Le Québec a bien changé, me dira-t-on. Malgré ces changements, une vérité demeure: la politique a besoin de poésie. Les idées doivent être portées par la forme.

Aujourd’hui, en saison de campagne électorale, les spectres de Louis Fréchette et de Gérald Godin reviennent, malheureusement, trop peu nous hanter.

Plus tôt cette semaine, un hyperlien m’attendait dans ma boîte courriel. Lorsque je l’ouvris, Catherine Dorion, femme de lettres et de théâtre et candidate dans la circonscription de Taschereau, apparut sur mon écran. Elle prononçait un discours, feuille à la main. Dans la vidéo, on n’y voit aucun artifice, aucune sollicitation numérique, seulement une femme, un micro, une feuille, une voix.

Le dépouillement de cette prise de parole ne me prédisposait pas à être transporté par ses mots ni même par sa rhétorique. Pourtant, je l’étais. Dorion implorait la foule de reprendre son souffle et de s’accorder du «temps pour recréer notre culture ensemble». Elle implorait la foule de «mettre ses tripes sur la table pour notre épicerie zéro déchet, pour notre centre d’art, pour notre microbrasserie indépendante, pour notre librairie indépendante». Par-dessus tout, elle implorait la foule de «créer de nouvelles formes d’appartenances» à la vie collective à une «époque qui a été celle de la déconstruction de toutes les formes d’appartenance qui n’était pas basée sur le travail et la consommation».

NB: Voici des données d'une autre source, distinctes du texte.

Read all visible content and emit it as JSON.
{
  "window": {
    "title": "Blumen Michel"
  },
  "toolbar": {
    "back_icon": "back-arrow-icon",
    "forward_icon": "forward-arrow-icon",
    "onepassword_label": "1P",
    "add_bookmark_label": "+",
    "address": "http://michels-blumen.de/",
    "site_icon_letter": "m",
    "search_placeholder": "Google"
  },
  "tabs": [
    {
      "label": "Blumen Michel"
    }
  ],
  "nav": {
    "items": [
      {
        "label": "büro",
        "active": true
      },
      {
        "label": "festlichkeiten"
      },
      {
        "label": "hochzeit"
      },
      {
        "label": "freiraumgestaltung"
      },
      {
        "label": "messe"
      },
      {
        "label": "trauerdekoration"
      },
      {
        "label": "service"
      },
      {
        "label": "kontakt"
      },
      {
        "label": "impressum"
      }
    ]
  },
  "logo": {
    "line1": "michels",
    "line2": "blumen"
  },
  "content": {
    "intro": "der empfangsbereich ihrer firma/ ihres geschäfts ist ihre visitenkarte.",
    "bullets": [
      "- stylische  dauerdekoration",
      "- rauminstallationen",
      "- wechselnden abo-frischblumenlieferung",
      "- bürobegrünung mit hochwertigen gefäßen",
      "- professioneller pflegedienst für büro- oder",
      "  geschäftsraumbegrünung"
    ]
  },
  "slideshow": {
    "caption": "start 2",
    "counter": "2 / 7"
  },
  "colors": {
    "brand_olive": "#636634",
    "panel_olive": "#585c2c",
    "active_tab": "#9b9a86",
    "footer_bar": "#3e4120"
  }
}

Dorion parvenait littéralement à tisser avec son auditoire un bout de rêve, un rêve contenu dans une simple poignée de mots pleine de nuances et de figures de style, un discours livré au rythme des pauses et des silences.

Pourquoi Dorion arrivait-elle à m’élargir, à me faire sentir plus vivant, plus impliqué, plus citoyen? Comment réussissait-elle à me ramener à mon intérieur, à mon humanité la plus profonde? Depuis le début de la campagne, ni Jean-François Lisée, ni Manon Massé, ni François Legault, ni Philippe Couillard, ni aucun des chefs des autres partis ne sont parvenus à me faire ressentir ce type d’émotions.

La réponse tient en un mot: poésie.

Lorsque questionné sur les liens entre politique et poésie en 1980, dans un texte paru dans Le Devoir, Gérald Godin a déclaré: «La question n’est pas de savoir ce que les poètes font en politique, mais bien plutôt ce que la politique fait aux poètes.»

Souhaitons-nous que la politique puisse se rendre aux poètes. Souhaitons-nous que la poésie puisse percer les sphères de la rhétorique du pouvoir.

«La coupure qui ouvre l’espace de la fiction ne nous éloigne pas du réel, elle fraye une voie d’accès à l’agir dans le monde», dit la philosophe de politique Myriam Revault d’Allones.

Créons cette brèche entre le réel et la fiction. Repoétisons la politique. Élevons-nous pour mieux revenir à ce que nous sommes: des humains qui rêvent d’un monde meilleur.